Governor of Borno State, Kashim Shettima, has said some of his colleagues in the North-east were making false claims about the situation of internally displaced persons and destruction wreaked by Boko Haram insurgents in their states.
Mr. Shettima said the governors were exaggerating the impact of the insurgency in their domains to rake in donations from philanthropists and international donor agencies.
He spoke on Friday in Government House, Maiduguri when he hosted a delegation of the United Nations Fund for Population Activities (UNFPA), led by its deputy regional director for West and East Africa, Beatrice Mutali.
The governor said his state was the epicenter of the insurgency and suffered over 80 percent of the destruction by Boko Haram.
He said he was worried that some sister states not much touched by the insurgency were allegedly lying to draw donors’ attention.
Mr. Shettima allegation came in the wake of the passage of a bill by the National Assembly for the establishment of the Northeast Development Commission (NDC).
The commission is expected to coordinate the rehabilitation of communities in the region devastated by the insurgency and provision of support for the victims.
Deliberation of the bill at the National Assembly featured a heated debate and other intrigues over the location of the headquarters of the proposed commission, before Maiduguri, the Borno State capital was eventually agreed on.
Ahead of the takeoff of the commission, interest groups in the region have also started jostling for positions on its board with a view to potentially influencing its activities in the areas of determination of projects and disbursement of funds.
Expressing his gratitude to the UN system for its interventions, Mr.
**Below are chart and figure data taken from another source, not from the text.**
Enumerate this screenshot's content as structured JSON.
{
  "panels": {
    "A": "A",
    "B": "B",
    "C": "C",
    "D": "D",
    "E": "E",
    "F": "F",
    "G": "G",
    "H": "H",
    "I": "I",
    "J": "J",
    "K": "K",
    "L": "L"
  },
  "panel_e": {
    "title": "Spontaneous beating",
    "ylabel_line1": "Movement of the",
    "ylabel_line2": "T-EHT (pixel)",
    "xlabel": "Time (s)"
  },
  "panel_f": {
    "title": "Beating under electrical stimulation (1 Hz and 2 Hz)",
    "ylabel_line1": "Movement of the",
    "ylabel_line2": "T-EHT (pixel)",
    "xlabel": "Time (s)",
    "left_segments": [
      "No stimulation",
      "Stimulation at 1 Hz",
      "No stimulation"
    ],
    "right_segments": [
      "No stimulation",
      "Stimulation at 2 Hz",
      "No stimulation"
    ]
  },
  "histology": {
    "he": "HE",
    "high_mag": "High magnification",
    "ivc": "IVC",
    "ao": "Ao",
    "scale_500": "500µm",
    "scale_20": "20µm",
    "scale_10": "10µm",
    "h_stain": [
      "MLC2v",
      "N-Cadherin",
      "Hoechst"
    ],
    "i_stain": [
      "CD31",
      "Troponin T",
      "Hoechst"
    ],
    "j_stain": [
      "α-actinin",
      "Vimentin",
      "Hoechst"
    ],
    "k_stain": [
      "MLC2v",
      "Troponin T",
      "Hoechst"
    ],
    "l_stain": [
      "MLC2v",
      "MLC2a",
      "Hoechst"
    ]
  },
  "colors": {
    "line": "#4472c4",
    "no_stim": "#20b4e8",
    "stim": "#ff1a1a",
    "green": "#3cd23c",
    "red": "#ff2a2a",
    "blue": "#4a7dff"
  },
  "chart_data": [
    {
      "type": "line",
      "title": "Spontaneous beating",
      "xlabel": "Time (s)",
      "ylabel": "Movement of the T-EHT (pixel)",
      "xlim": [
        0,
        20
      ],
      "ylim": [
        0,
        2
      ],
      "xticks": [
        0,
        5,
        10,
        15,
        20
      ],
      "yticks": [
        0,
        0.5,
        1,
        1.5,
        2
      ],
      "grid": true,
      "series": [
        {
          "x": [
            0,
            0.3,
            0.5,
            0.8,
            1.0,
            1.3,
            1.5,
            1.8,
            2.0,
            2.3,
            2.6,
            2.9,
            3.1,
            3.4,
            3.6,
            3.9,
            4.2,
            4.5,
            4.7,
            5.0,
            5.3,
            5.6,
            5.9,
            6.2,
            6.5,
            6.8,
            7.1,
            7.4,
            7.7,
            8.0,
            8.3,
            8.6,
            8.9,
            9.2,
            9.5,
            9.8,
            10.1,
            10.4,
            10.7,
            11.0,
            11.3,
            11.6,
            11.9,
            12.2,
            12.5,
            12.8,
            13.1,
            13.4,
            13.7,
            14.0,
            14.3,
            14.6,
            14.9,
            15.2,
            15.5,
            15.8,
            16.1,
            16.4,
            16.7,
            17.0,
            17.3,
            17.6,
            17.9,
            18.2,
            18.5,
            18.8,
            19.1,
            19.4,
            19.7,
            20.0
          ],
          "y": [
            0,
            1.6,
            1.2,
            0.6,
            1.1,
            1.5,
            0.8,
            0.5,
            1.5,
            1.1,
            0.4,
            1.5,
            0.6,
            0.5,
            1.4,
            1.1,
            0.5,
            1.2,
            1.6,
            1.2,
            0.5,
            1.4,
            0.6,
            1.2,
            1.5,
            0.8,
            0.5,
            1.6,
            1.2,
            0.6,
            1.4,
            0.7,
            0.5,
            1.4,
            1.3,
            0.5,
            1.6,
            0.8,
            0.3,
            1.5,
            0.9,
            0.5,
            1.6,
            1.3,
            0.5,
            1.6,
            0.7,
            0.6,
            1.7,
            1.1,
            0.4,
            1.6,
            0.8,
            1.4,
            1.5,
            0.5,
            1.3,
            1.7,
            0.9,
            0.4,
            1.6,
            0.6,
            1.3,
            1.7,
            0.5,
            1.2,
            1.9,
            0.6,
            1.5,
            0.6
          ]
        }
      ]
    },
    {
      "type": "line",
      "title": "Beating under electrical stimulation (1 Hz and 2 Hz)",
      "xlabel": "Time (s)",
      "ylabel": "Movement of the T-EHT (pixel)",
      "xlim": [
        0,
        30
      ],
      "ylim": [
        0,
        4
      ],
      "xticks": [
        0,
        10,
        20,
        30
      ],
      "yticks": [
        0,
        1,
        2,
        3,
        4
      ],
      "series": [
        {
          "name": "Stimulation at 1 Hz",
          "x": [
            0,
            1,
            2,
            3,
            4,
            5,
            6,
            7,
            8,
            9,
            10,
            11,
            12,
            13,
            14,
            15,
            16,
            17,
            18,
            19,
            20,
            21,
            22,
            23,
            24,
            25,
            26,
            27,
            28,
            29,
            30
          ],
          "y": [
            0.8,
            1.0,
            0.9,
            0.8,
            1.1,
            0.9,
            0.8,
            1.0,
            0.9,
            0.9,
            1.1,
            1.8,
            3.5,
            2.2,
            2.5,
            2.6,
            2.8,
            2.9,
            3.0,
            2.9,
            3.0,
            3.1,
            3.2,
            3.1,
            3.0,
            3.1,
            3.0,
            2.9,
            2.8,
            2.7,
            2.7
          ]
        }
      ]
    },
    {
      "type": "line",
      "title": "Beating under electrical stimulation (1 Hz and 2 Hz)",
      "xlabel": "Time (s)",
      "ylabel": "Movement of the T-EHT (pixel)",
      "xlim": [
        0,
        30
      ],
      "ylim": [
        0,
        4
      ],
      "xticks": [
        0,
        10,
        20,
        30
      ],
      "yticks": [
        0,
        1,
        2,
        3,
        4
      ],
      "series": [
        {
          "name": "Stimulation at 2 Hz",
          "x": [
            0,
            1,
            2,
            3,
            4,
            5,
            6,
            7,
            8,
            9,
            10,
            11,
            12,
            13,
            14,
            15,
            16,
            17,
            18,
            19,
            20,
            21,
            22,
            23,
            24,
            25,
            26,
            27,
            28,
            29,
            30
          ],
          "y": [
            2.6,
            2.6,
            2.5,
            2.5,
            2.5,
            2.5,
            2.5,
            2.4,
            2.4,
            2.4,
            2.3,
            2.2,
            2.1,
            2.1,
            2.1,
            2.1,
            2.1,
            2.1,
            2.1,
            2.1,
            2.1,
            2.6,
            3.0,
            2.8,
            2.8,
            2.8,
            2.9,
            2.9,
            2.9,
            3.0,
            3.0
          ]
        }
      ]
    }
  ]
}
Shettima said the state had not been getting its fair share of the supports coming from the international donor agencies because of bogus claims he said were being made by other states.
“We truly appreciate your efforts. But we really need you to step up your activities in the state because Borno, most sadly, is the nerve center of Boko Haram; but when it comes to goodies, you will be seeing states that suffer the least, exaggerating the sufferings inflicted on their society by Boko Haram as if such a thing is a badge of honor.
“To me, I am not proud to say Borno state is the nerve center of Boko Haram. But states where, one, two or three local government are occupied by Boko Haram will exaggerate it and say up to ten of their local government areas had been occupied by Boko Haram; or you hear them saying 15 local government areas were conquered by Boko Haram in Adamawa state, or in Yobe state or in Taraba state.
“People are even exaggerating the numbers of IDPs they have. And mind you, if you go to Adamawa, the IDPs are from Borno state; just like if you go to Cameroon, the Nigerian refugees there, 95 percent of the IDPs are from Borno state; so also in Niger Republic. But it is not for me to say they should be denied any support.
“However any support you give us, you are just here to complement our efforts. We in Borno are very proud and self-contented people. We will never beg any organisation or group for support; rather we will implore on them on a pedestal of equality to assist our people in these our hours of need”.
The governor lamented the toll of the insurgency on children and women, who constitute the most vulnerable groups in society.
“Women and children bore the brunt of this madness called Boko Haram; women are the victims of gender-based violence, and they really need psychosocial support to overcome their trauma”, said Governor Shettima.
“Just a couple of weeks ago, the Nigerian military handed over to us over 500 kids and brutalized women; they were wives and kids of Boko Haram combatants. But my personal take on it is that these women and children were as much victims of Boko Haram as any other people in our community because most of them were married off to the Boko Haram members not in their own volition.
“They were literally kidnapped and held as sex slaves of Boko Haram. And the kids are utterly blameless; you cannot ostracize those kids; you cannot maltreat or profile them as Boko Haram kids so they should not have access to education and so on.
“After the de-radicalization programme, we are poised to see that they are reintegrated into the society, they are sufficiently empowered, and we will provide equal opportunity for the kids”, the governor said.
The UNFPA team visited Mr. Shettima to present a review of the organisation’s operations and interventions in the state.
“We are going to scale up our efforts in the psycho-social supports, gender based violence and humanitarian services”, the leader of the delegation, Ms. Mutali said.
The UNFPA said it trained 170 health workers, 55 doctors and midwives on maternal and child healthcare in the past few months. It has also distributed 129 reproductive health kits, comprising 1,413 cartons of assorted family planning commodities, and given priority to health facilities in the state.
The UNFPA said it has also provided 32,600 dignity kits to rural women, especially young girls to restore their dignity. It said a total of 7,297 victims of Boko Haram were given psycho-social counseling as well as skills acquisition and empowerment.
Before the liberation of the communities held by the Boko Haram around the northeast, 21 of the 27 local government areas of Borno state were under the control of the insurgents, while Borno and Yobe states lost control of two council areas each to the Boko Haram.